Nokia to re-enter phones market, will license Nokia name and technology to new company HMD.

Laurent Giret

Earlier today, we reported that Microsoft has just sold its feature phone division to FIH Mobile Ltd., a subsidiary of Hon Hai/Foxconn Technology Group, and HMD Global, Oy for $350 million. However, this deal wasn’t the whole story as Nokia has since announced in a press release that it has signed a strategic brand and intellectual property licensing agreement with the newly founded company HMD Global to create a new generation of Nokia-branded feature phones, smartphones and tablets. The Foxconn subsidiary FIH Mobile is not involved in this rights deal.

Under the 10-years agreement, the Finland-based HMD Global will be able to use the Nokia brand on a new smartphone and tablet portfolio based on Android, “uniting one of the world’s iconic mobile brands with the leading mobile operating system and app development community.” However, Nokia will be limiting risks by only having a limited role in the new devices manufacturing and distribution:

Nokia will provide HMD with branding rights and cellular standard essential patent licenses in return for royalty payments, but will not be making a financial investment or holding equity in HMD.  Nokia Technologies will take a seat on the Board of Directors of HMD and set mandatory brand requirements and performance related provisions to ensure that all Nokia-branded products exemplify consumer expectations of Nokia devices, including quality, design and consumer focused innovation.

So in the end, that’s a rather complicated deal where HMD Global will take care of the design, sales, marketing and distribution of Nokia-branded mobile while the Foxconn subsidiary FIH Mobile will take care of the manufacturing. If the deal is completed as expected at the end of the year, HMD Global will then be lead by Arto Nummela, a previous Nokia senior executive and currently head of Microsoft’s Mobile Devices business for Greater Asia, Middle East and Africa, as well as Microsoft’s global Feature Phones business. The future CEO shared in the press release:

“We will be completely focused on creating a unified range of Nokia-branded mobile phones and tablets, which we know will resonate with consumers. Branding has become a critical differentiator in mobile phones, which is why our business model is centered on the unique asset of the Nokia brand and our extensive experience in sales and marketing. We will work with world class providers in manufacturing and distribution to move quickly and deliver what customers want.”

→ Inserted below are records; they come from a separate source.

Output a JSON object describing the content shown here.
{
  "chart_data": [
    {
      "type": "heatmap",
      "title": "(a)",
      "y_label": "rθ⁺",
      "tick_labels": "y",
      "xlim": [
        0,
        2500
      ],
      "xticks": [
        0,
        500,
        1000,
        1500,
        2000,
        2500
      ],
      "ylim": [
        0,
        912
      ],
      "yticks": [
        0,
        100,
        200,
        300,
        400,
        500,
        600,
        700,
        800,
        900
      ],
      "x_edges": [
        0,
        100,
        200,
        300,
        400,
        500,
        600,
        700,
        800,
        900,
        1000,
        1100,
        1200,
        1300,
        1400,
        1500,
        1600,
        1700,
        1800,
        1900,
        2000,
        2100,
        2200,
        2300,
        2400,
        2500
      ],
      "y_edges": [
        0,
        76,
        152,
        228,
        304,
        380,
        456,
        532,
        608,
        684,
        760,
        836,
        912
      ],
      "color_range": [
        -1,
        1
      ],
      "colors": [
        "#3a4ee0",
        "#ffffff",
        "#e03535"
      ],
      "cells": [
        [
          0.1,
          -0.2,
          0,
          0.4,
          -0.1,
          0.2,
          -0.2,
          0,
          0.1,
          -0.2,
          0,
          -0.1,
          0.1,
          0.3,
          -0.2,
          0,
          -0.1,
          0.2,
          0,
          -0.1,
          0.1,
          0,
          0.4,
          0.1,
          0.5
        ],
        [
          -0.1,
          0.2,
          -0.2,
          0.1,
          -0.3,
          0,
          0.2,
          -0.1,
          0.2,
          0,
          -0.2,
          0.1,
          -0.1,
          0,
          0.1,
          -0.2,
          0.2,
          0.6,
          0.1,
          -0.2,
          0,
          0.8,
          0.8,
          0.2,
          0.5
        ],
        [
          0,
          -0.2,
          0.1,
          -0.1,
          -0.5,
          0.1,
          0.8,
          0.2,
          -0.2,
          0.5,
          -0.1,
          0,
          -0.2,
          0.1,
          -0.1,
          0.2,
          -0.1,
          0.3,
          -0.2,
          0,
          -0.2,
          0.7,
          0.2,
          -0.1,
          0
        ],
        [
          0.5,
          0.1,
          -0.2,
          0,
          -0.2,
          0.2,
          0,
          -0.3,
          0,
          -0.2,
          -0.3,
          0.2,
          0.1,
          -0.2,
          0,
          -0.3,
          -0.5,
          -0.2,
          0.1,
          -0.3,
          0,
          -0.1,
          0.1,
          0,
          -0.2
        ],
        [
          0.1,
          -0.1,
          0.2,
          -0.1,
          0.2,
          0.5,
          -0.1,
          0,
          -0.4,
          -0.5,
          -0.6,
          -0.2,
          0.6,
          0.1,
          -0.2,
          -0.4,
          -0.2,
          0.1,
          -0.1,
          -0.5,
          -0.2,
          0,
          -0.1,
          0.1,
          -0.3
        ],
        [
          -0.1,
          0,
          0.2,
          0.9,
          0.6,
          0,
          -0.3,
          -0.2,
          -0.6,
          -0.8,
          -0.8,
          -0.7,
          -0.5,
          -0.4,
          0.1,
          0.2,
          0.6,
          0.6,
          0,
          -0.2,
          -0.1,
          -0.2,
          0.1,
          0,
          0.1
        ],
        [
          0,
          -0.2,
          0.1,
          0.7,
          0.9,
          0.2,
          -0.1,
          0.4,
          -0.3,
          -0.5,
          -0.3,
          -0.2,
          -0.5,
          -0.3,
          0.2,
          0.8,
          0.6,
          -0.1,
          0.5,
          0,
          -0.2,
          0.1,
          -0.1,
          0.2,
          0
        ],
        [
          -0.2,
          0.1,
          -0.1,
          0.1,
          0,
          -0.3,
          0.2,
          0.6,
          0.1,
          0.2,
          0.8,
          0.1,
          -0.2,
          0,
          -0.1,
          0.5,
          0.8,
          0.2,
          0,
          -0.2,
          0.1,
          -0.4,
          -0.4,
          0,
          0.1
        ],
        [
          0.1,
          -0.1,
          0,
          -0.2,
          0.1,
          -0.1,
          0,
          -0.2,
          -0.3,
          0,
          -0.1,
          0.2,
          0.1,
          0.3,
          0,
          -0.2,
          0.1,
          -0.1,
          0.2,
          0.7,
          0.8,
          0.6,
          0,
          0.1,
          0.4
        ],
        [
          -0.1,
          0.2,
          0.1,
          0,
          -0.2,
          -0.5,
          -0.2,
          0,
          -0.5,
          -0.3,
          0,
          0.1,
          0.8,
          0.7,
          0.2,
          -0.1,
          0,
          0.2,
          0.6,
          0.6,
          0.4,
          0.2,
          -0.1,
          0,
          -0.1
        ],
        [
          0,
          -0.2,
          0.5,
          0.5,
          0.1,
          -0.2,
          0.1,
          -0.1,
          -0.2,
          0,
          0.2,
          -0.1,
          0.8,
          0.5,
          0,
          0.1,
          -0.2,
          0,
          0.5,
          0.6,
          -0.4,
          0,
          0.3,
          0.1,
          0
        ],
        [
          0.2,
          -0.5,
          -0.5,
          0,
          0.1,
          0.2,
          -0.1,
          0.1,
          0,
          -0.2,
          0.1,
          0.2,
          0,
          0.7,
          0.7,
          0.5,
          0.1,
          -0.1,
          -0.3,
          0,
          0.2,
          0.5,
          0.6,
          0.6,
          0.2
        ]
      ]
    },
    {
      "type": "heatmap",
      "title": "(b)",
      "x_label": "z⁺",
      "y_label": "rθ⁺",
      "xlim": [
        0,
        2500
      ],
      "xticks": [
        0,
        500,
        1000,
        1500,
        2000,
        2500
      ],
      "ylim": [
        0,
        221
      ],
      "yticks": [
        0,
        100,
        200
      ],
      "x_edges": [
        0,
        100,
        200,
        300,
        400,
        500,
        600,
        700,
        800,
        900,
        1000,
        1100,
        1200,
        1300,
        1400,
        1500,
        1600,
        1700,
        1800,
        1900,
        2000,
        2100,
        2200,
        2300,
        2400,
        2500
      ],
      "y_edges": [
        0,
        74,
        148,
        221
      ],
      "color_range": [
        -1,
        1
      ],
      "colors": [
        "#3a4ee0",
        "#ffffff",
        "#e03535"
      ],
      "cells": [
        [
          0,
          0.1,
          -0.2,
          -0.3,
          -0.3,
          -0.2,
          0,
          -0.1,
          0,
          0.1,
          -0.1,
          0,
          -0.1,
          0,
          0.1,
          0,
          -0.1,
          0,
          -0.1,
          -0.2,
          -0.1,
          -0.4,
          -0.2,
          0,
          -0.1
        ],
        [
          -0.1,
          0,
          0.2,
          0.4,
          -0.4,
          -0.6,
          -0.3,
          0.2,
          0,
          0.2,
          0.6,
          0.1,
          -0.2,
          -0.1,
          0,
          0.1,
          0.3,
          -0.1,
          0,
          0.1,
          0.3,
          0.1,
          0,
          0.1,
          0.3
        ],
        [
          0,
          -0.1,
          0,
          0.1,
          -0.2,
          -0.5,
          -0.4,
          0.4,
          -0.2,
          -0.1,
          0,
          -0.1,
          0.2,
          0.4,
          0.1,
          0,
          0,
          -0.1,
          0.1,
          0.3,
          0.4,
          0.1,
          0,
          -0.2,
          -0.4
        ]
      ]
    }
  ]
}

Last,  HMD intends to invest over USD 500 million over the next three years to support the global marketing of Nokia-branded mobile phones and tablets, funded via its investors and profits from the acquired feature phone business. However, the new company has yet to share an ETA for the upcoming Nokia branded Android smartphones and tablets.

In the end, it’s not so surprising to see that new Nokia-branded devices running Android are in the pipeline. As a reminder, Nokia first experimented with Android with the Nokia X Android-based smartphones that the company released in 2014 (an initiative that Microsoft quickly shut down after it acquired the company), then allowed Foxconn to license the Nokia brand to build the Android-based N1 tablet, a device that only enjoyed limited success in the Asian market in 2015. However, as many traditional Android OEMs such as HTC, Sony and LG are currently struggling against Samsung to get a decent share of the Android market, is the Nokia brand still relevant in the market in 2016 after the Finnish company obviously missed the smartphone bandwagon? We would love to know what do you think of the Nokia brand’s future in the comments.